Last Friday I rushed out a response to a Request for Qualifications, hitting the “send” button four minutes before the 5 pm deadline. At the time, it seemed like another chore to get done before starting the weekend. I was feeling deskbound and work-weary, and I was already ginning myself up for my Saturday ride.
I shouldn’t have let myself feel so burdened. First of all, the project was right up my alley: digging through some arcane and confusing regulations, boiling those down into implementable design criteria, facilitating consensus among regulators and municipal staff, training land development planners and engineers—all stuff I like to do.
And it was a chance to finally get some payday after months of off-the-books assistance to the beleaguered staff of small-to-medium-sized California municipalities, including many on the Central Coast.
Today I got an email from the prospective client, asking to discuss what I’d sent in. My first thought was that I’d left something out of the submittal. To my surprise, they’d already selected, and I’m in.

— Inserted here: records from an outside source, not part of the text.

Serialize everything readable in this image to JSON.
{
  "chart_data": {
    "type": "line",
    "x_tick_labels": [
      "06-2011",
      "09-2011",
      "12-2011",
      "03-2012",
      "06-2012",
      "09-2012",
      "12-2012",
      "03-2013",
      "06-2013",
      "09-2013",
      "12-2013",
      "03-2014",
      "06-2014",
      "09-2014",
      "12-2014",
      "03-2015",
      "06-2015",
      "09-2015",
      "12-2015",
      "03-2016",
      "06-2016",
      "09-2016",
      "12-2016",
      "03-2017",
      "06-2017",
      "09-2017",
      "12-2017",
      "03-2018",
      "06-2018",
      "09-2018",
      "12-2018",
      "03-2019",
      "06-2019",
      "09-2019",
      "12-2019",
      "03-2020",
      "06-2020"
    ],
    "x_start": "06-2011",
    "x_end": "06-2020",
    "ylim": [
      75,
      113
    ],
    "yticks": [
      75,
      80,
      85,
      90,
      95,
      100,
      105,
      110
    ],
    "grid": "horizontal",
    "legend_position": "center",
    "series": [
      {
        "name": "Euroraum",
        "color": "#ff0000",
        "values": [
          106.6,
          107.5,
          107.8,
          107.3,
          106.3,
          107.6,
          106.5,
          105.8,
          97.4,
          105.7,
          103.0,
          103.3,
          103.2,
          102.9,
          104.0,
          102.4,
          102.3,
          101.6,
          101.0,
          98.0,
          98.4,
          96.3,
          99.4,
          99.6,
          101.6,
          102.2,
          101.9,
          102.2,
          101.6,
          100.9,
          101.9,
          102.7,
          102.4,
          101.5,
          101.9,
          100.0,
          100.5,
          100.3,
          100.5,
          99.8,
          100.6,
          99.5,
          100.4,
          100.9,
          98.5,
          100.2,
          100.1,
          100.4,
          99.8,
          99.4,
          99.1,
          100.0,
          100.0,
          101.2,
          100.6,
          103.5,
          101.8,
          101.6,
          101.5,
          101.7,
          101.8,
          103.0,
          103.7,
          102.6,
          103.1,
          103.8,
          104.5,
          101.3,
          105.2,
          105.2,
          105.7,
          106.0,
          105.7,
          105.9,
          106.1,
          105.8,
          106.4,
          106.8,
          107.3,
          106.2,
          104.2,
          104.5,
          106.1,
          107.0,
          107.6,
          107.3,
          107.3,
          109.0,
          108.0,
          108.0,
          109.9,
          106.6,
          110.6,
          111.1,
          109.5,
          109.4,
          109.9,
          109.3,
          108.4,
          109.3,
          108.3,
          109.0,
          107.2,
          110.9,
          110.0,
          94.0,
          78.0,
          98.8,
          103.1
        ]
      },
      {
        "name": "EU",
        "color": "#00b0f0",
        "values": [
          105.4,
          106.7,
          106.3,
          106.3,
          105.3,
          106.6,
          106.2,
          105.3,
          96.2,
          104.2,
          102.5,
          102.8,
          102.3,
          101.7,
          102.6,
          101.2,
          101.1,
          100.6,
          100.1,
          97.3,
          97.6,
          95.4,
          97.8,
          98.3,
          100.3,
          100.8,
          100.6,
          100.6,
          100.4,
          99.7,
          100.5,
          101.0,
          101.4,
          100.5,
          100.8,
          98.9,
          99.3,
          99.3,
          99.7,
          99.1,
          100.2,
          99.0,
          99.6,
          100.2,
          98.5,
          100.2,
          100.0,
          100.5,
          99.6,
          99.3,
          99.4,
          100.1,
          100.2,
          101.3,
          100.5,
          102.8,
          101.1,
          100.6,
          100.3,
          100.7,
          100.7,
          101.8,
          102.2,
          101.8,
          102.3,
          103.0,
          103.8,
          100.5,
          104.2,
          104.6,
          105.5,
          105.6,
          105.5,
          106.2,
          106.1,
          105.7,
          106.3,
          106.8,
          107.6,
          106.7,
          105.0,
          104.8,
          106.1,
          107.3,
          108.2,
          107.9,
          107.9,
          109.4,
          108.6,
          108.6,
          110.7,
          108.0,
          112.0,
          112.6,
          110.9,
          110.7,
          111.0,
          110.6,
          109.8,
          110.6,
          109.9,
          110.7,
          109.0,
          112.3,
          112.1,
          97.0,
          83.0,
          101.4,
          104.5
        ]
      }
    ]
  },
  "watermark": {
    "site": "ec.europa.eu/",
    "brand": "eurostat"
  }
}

And suddenly I was full of energy, and quite excited—not just with the satisfaction of having won something, but with the prospect of doing the project, and particularly the anticipation of working more closely and frequently with the people involved.
The fact of this sudden pleasure—it’s good information. At 54, and in the mature phase of my career, I sometimes question the choices I’ve made, and ask myself how long I want to keep doing this. Apparently, for now, a while longer.